What rpm's are you turning at full throttle?


----------



## 65lbsailfish (Jul 30, 2009)

Finally got the boat out and got her wound up to 4750-4800 rpms, registered 23 kt on the gps. I think i need to go down to a 12p. Anyone have have a prop I could borrow to ck out performance?


----------



## Brett (Jul 16, 2008)

Dropping down an inch in pitch should increase rpms about 200.
I'd try an 11 inch pitch also, try to get the rpms up to 5200.


----------



## DuckNut (Apr 3, 2009)

SnookNreds gets back on the 13th.

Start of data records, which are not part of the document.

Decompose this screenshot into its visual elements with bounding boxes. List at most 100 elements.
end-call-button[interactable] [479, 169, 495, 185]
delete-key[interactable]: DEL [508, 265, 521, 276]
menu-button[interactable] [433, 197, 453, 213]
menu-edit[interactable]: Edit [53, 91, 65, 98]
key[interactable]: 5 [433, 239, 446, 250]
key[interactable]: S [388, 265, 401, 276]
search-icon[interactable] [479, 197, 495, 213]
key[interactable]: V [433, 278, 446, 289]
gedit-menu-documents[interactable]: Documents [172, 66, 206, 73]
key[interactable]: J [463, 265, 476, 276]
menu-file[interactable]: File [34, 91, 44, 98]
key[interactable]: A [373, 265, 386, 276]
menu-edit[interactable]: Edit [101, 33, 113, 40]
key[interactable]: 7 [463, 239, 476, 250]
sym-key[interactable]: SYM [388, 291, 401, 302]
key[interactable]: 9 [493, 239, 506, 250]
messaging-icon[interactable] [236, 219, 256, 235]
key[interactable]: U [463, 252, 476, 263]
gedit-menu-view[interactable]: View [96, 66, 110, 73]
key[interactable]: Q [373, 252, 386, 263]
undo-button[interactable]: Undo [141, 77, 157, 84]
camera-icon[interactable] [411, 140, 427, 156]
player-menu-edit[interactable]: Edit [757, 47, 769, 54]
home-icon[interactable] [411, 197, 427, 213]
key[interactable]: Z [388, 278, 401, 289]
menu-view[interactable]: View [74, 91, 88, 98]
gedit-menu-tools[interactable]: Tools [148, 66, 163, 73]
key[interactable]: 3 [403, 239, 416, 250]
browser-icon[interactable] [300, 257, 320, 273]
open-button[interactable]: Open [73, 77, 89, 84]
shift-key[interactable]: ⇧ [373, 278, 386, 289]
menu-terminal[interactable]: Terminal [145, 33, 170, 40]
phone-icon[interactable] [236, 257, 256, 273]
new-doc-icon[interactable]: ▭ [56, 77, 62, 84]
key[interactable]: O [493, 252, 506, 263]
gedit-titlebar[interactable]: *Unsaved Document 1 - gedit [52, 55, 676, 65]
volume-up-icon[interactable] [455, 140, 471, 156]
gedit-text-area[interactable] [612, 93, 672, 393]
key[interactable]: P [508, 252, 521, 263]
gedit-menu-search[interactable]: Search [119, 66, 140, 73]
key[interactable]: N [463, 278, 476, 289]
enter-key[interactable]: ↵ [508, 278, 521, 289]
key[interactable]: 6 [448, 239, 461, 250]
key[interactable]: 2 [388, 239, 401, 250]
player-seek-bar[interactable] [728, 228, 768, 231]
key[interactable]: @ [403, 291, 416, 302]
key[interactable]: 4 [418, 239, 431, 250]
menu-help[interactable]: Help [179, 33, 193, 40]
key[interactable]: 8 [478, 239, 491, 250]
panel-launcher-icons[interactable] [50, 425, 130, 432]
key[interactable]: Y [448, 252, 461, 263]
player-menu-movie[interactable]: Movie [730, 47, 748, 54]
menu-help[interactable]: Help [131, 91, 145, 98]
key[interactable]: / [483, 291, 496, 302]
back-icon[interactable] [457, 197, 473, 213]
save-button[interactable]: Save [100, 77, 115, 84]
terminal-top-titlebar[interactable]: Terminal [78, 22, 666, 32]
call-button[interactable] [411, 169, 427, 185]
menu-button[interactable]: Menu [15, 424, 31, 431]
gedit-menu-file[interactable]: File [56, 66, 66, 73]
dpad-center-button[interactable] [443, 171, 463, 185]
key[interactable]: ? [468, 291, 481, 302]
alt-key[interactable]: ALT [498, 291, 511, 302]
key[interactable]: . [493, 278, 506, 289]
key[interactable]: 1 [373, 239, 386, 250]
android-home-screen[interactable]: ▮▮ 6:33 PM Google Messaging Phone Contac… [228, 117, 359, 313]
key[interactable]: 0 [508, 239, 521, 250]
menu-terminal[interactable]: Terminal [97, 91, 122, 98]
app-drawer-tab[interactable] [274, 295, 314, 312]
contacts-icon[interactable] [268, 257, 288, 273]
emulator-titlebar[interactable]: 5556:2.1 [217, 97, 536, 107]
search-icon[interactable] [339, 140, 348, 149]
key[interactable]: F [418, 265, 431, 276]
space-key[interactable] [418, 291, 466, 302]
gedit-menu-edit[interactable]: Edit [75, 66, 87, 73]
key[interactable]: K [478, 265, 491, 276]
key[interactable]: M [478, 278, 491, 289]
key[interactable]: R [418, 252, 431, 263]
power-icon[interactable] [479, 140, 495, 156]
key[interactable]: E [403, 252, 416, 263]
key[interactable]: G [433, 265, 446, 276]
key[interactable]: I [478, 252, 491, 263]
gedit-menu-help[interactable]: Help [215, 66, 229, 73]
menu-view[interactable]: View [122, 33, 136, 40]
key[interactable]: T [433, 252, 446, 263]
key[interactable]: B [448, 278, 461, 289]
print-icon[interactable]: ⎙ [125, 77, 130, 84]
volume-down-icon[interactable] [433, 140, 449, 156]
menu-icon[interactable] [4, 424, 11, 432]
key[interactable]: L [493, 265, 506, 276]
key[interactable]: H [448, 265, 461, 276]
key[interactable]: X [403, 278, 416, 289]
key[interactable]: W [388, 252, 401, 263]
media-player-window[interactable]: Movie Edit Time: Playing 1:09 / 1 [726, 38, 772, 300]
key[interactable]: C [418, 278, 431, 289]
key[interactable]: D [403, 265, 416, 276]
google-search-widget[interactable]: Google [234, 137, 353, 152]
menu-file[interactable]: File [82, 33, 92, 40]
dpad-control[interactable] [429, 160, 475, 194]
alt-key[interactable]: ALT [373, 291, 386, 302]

Send him a message then and see what he is using.


----------



## snooknreds2 (May 5, 2008)

> SnookNreds gets back on the 13th.  Send him a message then and see what he is using.



Russ I run a 25 Hp though so it is probably differant.  Maybe if you stop by the house to check the splash well trough poke your head in the back and take a look at what is on the skiff?

I hope you had a great Christmas and a fun and SAFE New Years!!  I can not wait to put you on some fish and enjoy some more GREAT conversations while putting a few cold ones down!
Thanks again for all of your help and knowledge on the Robalo, you are the MAN!! 

Talk with you soon,
Jason


----------